On 8 March 2016 at 23:18, Richard A. O'Keefe <> wrote:

> On 8/03/16 8:24 pm, Chandru wrote:
>
>> On 7 March 2016 at 16:04, Loïc Hoguin < <mailto:
>> >> wrote:
>>
>>
>>     I am completely with you on that. If the function was called
>>     intercalculate I'd never find it and would continue writing my own.
>>
>>
>> I second this. I'm part of the vast number of unwashed masses who've
>> never heard of the term intercalculate,
>>
>
> Please, if you are going to pour scorn on a word, at least COPY
> the thing correctly.  The proposal is not "intercalCULate" but
> "intercalate",
> and it's a real English word with a history going back at least 400 years
> in English, 500 years in French, and 2500 years in Latin.
>

Okay, sorry, my mistake.


>
> I think it's a bad name not because nobody knows what it means (I'd expect
> any skilled native speaker of English to have met it several times) but
> because
> it means to insert ONE (unusual) thing into a sequence of (ordinary)
> things,
> as in one leap day or one leap month into a year.

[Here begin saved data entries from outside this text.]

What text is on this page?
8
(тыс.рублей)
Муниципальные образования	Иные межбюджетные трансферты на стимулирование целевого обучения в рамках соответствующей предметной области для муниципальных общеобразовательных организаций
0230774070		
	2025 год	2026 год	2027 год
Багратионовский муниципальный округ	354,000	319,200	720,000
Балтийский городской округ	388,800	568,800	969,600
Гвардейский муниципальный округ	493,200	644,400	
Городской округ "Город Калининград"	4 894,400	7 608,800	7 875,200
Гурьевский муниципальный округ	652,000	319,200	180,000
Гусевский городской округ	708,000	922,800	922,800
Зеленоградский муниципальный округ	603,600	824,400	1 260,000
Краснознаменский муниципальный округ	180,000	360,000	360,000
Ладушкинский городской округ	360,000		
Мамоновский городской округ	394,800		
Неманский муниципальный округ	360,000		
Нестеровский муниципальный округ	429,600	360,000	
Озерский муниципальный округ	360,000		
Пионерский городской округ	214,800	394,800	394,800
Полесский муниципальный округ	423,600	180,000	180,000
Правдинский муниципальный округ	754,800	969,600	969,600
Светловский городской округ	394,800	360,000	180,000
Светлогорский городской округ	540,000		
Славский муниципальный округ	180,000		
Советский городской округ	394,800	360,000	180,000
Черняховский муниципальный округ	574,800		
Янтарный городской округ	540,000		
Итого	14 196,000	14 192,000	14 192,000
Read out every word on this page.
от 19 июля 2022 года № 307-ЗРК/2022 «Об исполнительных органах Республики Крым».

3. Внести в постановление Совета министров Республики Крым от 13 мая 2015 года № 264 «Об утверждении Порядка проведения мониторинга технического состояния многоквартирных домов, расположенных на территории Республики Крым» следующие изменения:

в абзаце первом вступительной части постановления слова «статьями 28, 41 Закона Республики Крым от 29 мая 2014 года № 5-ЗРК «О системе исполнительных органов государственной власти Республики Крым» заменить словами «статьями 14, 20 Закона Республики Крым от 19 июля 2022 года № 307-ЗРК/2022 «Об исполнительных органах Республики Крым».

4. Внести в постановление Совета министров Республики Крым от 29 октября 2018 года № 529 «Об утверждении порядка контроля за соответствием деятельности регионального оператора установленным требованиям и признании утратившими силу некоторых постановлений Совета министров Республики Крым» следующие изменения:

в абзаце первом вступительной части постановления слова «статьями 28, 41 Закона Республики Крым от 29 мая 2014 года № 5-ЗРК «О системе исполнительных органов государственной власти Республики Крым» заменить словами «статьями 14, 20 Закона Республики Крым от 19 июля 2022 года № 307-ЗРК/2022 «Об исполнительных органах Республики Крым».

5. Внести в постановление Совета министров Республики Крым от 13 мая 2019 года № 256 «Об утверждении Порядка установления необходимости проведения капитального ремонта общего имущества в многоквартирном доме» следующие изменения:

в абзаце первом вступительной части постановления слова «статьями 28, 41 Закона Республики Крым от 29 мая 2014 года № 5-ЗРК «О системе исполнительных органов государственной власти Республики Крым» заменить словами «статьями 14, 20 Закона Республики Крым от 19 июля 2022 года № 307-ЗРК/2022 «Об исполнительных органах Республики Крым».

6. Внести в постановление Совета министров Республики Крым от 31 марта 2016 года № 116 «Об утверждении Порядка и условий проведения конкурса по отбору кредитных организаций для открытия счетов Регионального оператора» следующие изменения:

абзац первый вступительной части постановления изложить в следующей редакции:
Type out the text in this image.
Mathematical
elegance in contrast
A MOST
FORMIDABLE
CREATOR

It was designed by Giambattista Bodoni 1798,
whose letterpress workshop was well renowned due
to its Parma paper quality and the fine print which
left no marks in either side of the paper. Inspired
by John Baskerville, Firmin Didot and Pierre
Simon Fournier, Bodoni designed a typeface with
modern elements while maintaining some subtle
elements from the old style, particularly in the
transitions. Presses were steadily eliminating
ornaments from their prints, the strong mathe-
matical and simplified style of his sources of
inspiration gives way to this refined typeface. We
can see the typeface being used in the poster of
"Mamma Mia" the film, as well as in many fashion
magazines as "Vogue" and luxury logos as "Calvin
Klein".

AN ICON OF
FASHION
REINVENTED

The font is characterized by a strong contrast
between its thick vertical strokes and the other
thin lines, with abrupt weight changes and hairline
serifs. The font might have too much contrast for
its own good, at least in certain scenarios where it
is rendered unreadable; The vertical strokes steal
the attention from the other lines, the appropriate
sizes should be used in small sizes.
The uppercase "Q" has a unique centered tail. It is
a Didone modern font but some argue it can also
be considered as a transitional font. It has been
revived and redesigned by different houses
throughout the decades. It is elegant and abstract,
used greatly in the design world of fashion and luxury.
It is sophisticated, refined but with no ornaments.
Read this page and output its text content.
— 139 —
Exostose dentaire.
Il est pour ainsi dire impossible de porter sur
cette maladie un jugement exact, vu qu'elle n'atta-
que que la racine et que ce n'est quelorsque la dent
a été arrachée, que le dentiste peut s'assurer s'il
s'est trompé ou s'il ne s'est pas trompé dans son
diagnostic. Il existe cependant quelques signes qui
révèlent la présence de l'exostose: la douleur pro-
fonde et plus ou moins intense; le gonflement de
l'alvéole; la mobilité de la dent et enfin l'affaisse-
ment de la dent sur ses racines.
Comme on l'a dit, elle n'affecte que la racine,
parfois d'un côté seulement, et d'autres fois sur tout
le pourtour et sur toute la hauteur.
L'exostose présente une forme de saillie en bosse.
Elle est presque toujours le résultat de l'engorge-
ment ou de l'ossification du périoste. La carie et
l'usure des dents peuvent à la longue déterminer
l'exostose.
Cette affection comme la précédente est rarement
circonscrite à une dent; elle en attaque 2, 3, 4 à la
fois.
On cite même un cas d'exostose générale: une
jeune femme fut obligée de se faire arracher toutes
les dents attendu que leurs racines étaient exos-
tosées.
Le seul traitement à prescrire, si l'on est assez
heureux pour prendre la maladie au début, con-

I looked up the definition and while I couldn't find one which restricts
the insertion to ONE thing, it certainly doesn't say it is the repeated
insertion into a sequence, so clearly intercalate is the wrong choice here.


>
> and if I came across it in a developer's code would think that they were
>> being a bit too clever. Like many others I have written this piece of code
>> several times and invariably named it 'concat_with_separator' - a mouthful
>> but it conveys (at least to me) what exactly the function is doing.
>>
> Since 1997 (if not before) the SML Basis Library has included
>
> fun concatWith _ [] = ""
>   | concatWith separator (string :: strings) =
>     concat (string :: map (fn x => separator^x) strings)
>
> (*) I am using that as a specification.  It would be a horrible
> implementation.
>
>
I personally would be happy with concat_with or concat_with_separator.

I find the proposal for the use of 'join' wrong. In plain English, joining
things doesn't usually involve inserting things in between.